As historian Sheila Rothman has shown, the Sanatorium movement was driven by a different underlying impulse than the public health campaigns waged by Progressive reformers and city officials. The policy demands of public health required preventing new cases of the disease to contain the contagion, while the logic of the Sanatorium movement was to implement a cure. But like the public health campaigns, the means of implementing the cure at the sanatoriums involved “experts” exerting tremendous control and regulation over those who had contracted the disease. The curative routines administered at the sanatoriums dictated every aspect of daily life, a level of control that the patients often found stifling and repressive over the weeks and months of their stays. The sanatoriums thereby accomplished the goals of physicians and social reformers alike: by confining tuberculars to institutions, they could promote both societal well-being by isolating those with the disease and individual well-being by slowing or stopping the disease’s progress in the body. The Sanatorium movement thereby “satisfied both the drive to coerce and to cure.” [2] 

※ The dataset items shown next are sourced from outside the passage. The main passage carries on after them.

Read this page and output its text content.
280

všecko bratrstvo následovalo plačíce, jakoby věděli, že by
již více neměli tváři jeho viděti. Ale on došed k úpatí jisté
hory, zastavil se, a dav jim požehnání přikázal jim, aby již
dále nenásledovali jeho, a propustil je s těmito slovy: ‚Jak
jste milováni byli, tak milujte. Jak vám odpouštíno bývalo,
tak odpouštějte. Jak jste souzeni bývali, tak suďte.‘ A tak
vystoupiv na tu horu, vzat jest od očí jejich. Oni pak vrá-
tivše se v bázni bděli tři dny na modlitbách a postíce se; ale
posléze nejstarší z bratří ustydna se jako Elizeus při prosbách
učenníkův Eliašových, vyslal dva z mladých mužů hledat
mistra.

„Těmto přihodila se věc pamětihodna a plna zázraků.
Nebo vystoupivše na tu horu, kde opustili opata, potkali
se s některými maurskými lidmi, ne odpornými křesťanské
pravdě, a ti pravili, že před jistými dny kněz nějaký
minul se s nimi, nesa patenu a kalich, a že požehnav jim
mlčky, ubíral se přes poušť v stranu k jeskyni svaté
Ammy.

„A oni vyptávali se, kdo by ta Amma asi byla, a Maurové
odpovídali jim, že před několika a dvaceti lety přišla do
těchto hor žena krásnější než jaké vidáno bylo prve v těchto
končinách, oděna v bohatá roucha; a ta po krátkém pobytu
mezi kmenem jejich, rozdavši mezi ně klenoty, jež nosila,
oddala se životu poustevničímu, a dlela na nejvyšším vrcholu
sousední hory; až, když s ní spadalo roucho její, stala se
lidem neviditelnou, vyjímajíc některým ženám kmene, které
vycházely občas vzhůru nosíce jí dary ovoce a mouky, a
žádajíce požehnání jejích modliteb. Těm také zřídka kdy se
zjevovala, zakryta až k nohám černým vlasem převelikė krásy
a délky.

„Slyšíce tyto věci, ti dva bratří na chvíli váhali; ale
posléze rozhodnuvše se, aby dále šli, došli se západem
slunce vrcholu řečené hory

It is perhaps not surprising then that many public health advocates became early admirers of Trudeau’s facility. Officials from the New York Department of Public Health visited the facility and began building sanatoriums of their own to house New Yorkers afflicted with the disease, creating the Otisville Sanatorium in the Catskills in 1906. Similar institutions were built by state and local governments in Rutland, Massachusetts, Boonville, Arkansas, Green County, Texas, and Cass County, Michigan. The number of private facilities grew in tandem with the state-run facilities, resulting in a massive expansion of the Sanatorium movement across the country: in 1900, there were thirty-four sanatoriums scattered across the country with some 4,485 beds, but by 1925, the United States was home to 536 sanatoriums with some 673,338 beds. [3] 

The Saranac Lake Sanatorium piqued the interest of Jacob Schiff, the director of the United Hebrew Charities (UHC) in New York City. The organizations affiliated with the UHC struggled to address the needs of thousands of Jewish immigrants who lived in overcrowded tenements and suffered in high numbers from tuberculosis. Schiff was impressed by what he saw at Saranac Lake and personally engineered the construction of two sanatoriums specifically for Jewish tuberculars. The UHC raised funds to build two branches of their National Jewish Hospital, one in New York, and a second, large sanatorium in Denver, Colorado. Those seeking treatment at the hospitals had to comply with strict requirements for admission, including multiple meetings with the admissions’ committee, with social workers, and with physicians.

Sanatoriums did not, however, provide a comprehensive solution to the tuberculosis problem. Not everyone was admitted, either because they were deemed too sick to benefit from the curative regime or because they could not afford to pay for extended visits. Many tuberculars gave state officials false information to avoid being sent to a sanatorium because they did not want to be separated from their families, particularly those who were responsible for supporting children or relatives. Even as the Sanatorium movement grew, most of the afflicted continued to pursue their own, individual remedies for their illness, perhaps the most popular of which was moving west.